If such stark titles such as “TRAPDOR” and “ANG PAG DAMPI NG BAHAGHARI SA AKING BUBUNGAN” were to be disregarded the composition would seem to explore bold architectural themes. (Max Balatbat’s father was an architect, whose floor plans led him to produce a fresh perspective in his art which he now calls “architectural abstraction.”) There is a dynamic beauty won from a tension existing between various elements: Balatbat creates a muscular aesthetic, what with their combinations of angular elements these works which hint of even a sculptural presence. 

The barung barong (shanty) has always been a popular source of social commentary, thus Balatbat explores other architectural venues with the same implications. His early creative formation and works took inspiration from the “International Cabaret”, a childern’s playground by day and brothel by night where he spent an unusual childhoold. As a profoundly referential artist, this place reminds of every line every shape and every color which eventually came out in his works and everything about it has its own story beyond the glitzy images and the sale of women’s bodies. As the show’s title “IMPERYO” connotes, entertainment is seen in its present use as a vehicle for domination. Entertainment is also a victim of rabid comodification.

But poverty is a constant factor in this alarming trend in commodification, not only of products, culture, the professions, but humans as well who stake their own persons and bodies as well.Blinded by the lure of big monetary rewards and an easy escape from poverty, there are deluded women who make this risky choice, much to their regret.

Balatbat is not a member of nor associated with social realist collectives yet this does not exclude the presence of social commentary in their works.He is one of the movers and shakers behind the art collective Sininggang.

His art depicts his inventive interpretation of austere landscapes of torn buildings as modernist abstraction resonating with undoubtful plausibility. The canvases contain a series of geometric compositions which juggled color and pattern with equal temerity.

Given Balatbat’s architectural-sculptural feeling for his social malaise themes, be it top view or front view is always marked by a certain cragginess, a fragmentation. The buildings are almost ephemeral, and yet this is the same delicacy that holds the composition together.

Balatbat’s colors are always predominantly on the somber side of the spectrum by temperament and by Philippine Aevoking the torments of a world of struggle and uncertainty.
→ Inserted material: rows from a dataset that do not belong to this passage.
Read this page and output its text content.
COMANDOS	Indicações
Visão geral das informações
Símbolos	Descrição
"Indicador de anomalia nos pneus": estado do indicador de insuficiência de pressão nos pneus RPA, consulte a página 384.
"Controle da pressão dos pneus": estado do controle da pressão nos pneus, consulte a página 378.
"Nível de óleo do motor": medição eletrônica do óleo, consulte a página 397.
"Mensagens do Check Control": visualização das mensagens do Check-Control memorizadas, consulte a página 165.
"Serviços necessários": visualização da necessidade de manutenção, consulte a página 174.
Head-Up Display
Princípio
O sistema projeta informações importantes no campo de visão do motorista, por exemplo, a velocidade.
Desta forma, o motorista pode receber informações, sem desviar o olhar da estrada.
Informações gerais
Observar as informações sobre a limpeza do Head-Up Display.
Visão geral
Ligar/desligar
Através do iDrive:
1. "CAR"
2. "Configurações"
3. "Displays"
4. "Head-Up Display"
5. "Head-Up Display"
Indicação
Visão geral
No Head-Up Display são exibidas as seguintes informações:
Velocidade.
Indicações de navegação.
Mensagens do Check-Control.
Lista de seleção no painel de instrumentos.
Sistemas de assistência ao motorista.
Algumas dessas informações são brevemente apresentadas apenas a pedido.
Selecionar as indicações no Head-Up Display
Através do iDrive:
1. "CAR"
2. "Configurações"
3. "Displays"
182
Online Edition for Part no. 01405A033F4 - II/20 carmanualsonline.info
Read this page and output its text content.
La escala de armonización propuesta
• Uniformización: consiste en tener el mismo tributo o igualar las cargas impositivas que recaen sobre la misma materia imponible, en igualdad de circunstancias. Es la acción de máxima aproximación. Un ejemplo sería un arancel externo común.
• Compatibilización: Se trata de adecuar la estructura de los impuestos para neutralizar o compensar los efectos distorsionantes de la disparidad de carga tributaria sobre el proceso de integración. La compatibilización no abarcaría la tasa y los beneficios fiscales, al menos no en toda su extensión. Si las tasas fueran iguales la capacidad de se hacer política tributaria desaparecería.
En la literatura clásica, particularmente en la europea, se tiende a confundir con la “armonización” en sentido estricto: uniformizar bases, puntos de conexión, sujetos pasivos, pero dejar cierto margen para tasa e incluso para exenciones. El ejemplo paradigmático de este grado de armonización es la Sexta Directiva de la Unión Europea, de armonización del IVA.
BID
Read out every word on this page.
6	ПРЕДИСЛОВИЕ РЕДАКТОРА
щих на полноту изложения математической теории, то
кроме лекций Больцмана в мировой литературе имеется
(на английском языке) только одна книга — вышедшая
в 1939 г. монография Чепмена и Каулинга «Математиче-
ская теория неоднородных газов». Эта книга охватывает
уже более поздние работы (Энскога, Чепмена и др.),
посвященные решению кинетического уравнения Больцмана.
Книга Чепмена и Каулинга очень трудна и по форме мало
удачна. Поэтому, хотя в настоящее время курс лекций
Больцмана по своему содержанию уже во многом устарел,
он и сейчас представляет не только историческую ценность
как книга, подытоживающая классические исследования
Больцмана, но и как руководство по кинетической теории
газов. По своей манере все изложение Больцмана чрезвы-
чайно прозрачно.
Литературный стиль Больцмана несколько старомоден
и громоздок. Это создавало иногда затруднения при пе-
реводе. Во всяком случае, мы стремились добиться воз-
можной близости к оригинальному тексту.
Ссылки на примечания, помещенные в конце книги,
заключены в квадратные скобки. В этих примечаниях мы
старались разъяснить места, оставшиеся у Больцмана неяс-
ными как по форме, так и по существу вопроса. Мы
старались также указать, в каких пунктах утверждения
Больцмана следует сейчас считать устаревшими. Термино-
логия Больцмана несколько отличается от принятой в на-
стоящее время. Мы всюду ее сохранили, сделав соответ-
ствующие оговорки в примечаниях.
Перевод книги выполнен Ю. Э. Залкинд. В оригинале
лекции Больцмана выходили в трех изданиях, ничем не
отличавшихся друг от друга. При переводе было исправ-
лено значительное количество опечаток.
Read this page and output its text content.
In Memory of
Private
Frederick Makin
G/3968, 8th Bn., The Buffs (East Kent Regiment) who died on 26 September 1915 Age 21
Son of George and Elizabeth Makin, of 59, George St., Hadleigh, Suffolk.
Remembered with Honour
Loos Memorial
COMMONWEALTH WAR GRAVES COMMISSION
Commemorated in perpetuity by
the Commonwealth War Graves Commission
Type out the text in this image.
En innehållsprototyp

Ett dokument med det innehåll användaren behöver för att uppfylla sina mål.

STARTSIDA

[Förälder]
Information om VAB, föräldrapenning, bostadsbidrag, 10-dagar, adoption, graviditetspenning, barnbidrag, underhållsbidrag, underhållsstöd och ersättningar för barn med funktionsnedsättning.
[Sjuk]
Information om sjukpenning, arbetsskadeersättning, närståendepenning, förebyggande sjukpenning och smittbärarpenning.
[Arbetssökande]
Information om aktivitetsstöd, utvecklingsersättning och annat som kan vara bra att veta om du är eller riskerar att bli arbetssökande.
Yet his angular forms are without expressionist angst…

His abstractions reveal a style that has not completely given up imagery.The artist uses fabric print patterns such as plaid and stripes(which allude to the dancers skimpy attire),rendered in acrylic, to build up the surface forms, as well as to bringing rhythm and balance to the overall compositions. The fabrics are a motif which can be made to carry various meanings with which he can continue to explore the forces underlying this form of entertainment. Balatbat's visual interpretation of life among prostitutes tend to universalize as much as particularize places 

To the artist, his art is a registry of the daily events he encounters in the very place where he grew up. His works are personal statements inferred from experiences since childhood.

The seediness of the canvases is full of anonymity. The random fabrics represent the many parallel experiences occuring at any one moment in the same scenario

The narratives of “IMPERYO” are full of loneliness and the longing for unfulfilled desires. The states expressed in their work are not uncommon in contemporary Philippines, and it leads one to wonder where the dignity of the individual has gone to in the face of such unleashing of human desire in the mind numbing humbug of our consumerist world.